Efforts to remove that power are better late than never; they are appropriate now even though they weren't undertaken decades ago when they could and should have been.
Just because Arkansas Democrats drew their own districts for decades is no reason to concede to what Arkansas Republican legislators did to Pulaski County and its minority population in the recent redrawing of the 2nd Congressional District.
They split it into three congressional districts, acting less, I'm sure, from racism than two other reasons.
One was to make re-election more convenient for U.S. Rep. French Hill. The other was for the hilarious hell of it.
A lot of what is happening in the state on a partisan level currently stems from the smallness of spite.
All of that is to lay the foundation for reporting that a proposed state constitutional amendment you may remember from last year is expected to be filed today with the secretary of state's office by a coalition of nonprofit community advocacy groups calling their cause People Not Politicians.

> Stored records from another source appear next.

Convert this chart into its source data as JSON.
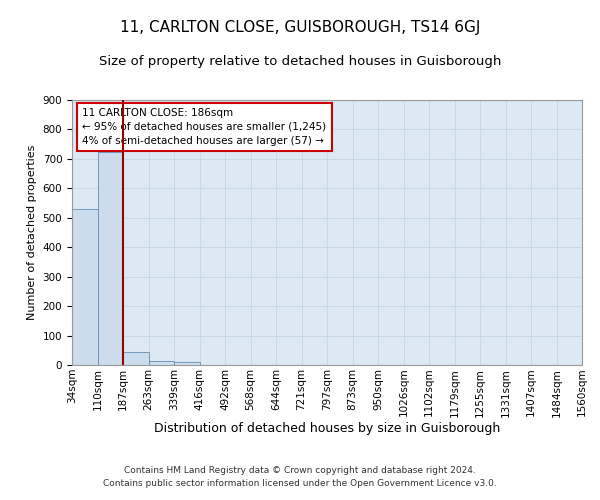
{
  "title": "11, CARLTON CLOSE, GUISBOROUGH, TS14 6GJ",
  "subtitle": "Size of property relative to detached houses in Guisborough",
  "xlabel": "Distribution of detached houses by size in Guisborough",
  "ylabel": "Number of detached properties",
  "footnote1": "Contains HM Land Registry data © Crown copyright and database right 2024.",
  "footnote2": "Contains public sector information licensed under the Open Government Licence v3.0.",
  "bin_labels": [
    "34sqm",
    "110sqm",
    "187sqm",
    "263sqm",
    "339sqm",
    "416sqm",
    "492sqm",
    "568sqm",
    "644sqm",
    "721sqm",
    "797sqm",
    "873sqm",
    "950sqm",
    "1026sqm",
    "1102sqm",
    "1179sqm",
    "1255sqm",
    "1331sqm",
    "1407sqm",
    "1484sqm",
    "1560sqm"
  ],
  "bar_heights": [
    530,
    725,
    45,
    12,
    10,
    0,
    0,
    0,
    0,
    0,
    0,
    0,
    0,
    0,
    0,
    0,
    0,
    0,
    0,
    0
  ],
  "bar_color": "#ccdcec",
  "bar_edge_color": "#6090b8",
  "property_line_color": "#990000",
  "annotation_text": "11 CARLTON CLOSE: 186sqm\n← 95% of detached houses are smaller (1,245)\n4% of semi-detached houses are larger (57) →",
  "annotation_box_color": "#ffffff",
  "annotation_box_edge_color": "#cc0000",
  "ylim": [
    0,
    900
  ],
  "yticks": [
    0,
    100,
    200,
    300,
    400,
    500,
    600,
    700,
    800,
    900
  ],
  "grid_color": "#c8d8e8",
  "background_color": "#dce8f4",
  "title_fontsize": 11,
  "subtitle_fontsize": 9.5,
  "annotation_fontsize": 7.5,
  "ylabel_fontsize": 8,
  "xlabel_fontsize": 9,
  "tick_fontsize": 7.5,
  "footnote_fontsize": 6.5
}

Prepared by lawyer David Couch of Little Rock, the ballot-issue guru, the proposed amendment would wrest congressional and state redistricting power from legislators, the governor, the attorney general and the secretary of state. It would vest that power in a nine-member citizens committee composed of three Republicans, three Democrats and three others chosen from applicants screened by a panel of retired appellate and circuit judges appointed by the chief justice of the state Supreme Court.
The power would seem to reside in the three "others."
Commissioners couldn't be officeholders or lobbyists or party officials or immediate relatives thereof.
The petitioning groups are Indivisible of Little Rock and Central Arkansas, the Arkansas Public Policy Panel, the Urban League of Arkansas, the Citizens First Congress, Arkansas United, the Arkansas State Conference of the NAACP, the Arkansas Education Association, the League of Women Voters of Pulaski County, and Arkansans for a Unified Natural State.
Couch says this proposal is basically the same one he filed for the 2020 ballot when, if passed, would have applied to the decennial redistricting just completed with such Republican flourish. The supportive groups collected well more than the required signatures only to have the Republican-inclined state Supreme Court toss the issue from the ballot on the most ticky-tack of technicalities.
That basis was that a new state law later struck as unconstitutional required paid canvassers for signatures to have "passed" background checks. The professional canvassers for this amendment and a couple of other ballot initiatives last year had attested they had "acquired" background checks.
Most background checks are simple reports that persons acquire. Reports don't declare passage or failure. They tend to come back saying "nothing found," instead of "congratulations, you passed."
This time, hired canvassers chasing the valid signatures of the 89,151 registered voters in 15 counties will face different restrictions pursuant to a newer law, Act 951 of 2021. They may not be from out-of-state and they may not have committed any of a number of listed crimes.
It will be harder now to collect signatures without trained out-of-state crews for hire. But at least canvasser disqualification will be based on searchable police records of clearly listed offenses rather than word trickery.
Meanwhile, in Washington, Democrats are pushing a voting-rights law they probably can't pass that has a section making it expressly unlawful for states to engage in "gerrymandering" to redraw districts.
Gerrymandering can be in the eye of the beholder, but this provision would allow a judge to consider stark demographic and partisan changes that clearly enhance electoral prospects for one side or the other.
Current case law makes it difficult to allege general gerrymandering absent a clear splitting of minority voters raising racial discrimination issues, such as surely we confront in Pulaski County.
The congressional bill expressly permits--not that they are disallowed now--independent state citizens' commissions instead of politicians for federal districting.
It's not unlawful to do redistricting in a way that seeks to spare sitting state legislators from being put into new districts in which they'd have to run against each other. It's just tacky for those legislators to lean on a governor, attorney general and secretary of state of their party to protect them.
An independent commission could consider incumbent protection but merely as a guideline based on established voter preference, not on partisan self-interest.
It would be better for political self-interest to be considered by an independent citizens' panel divided among Republicans, Democrats and others three ways, which reminds me again how Republicans divided Pulaski County.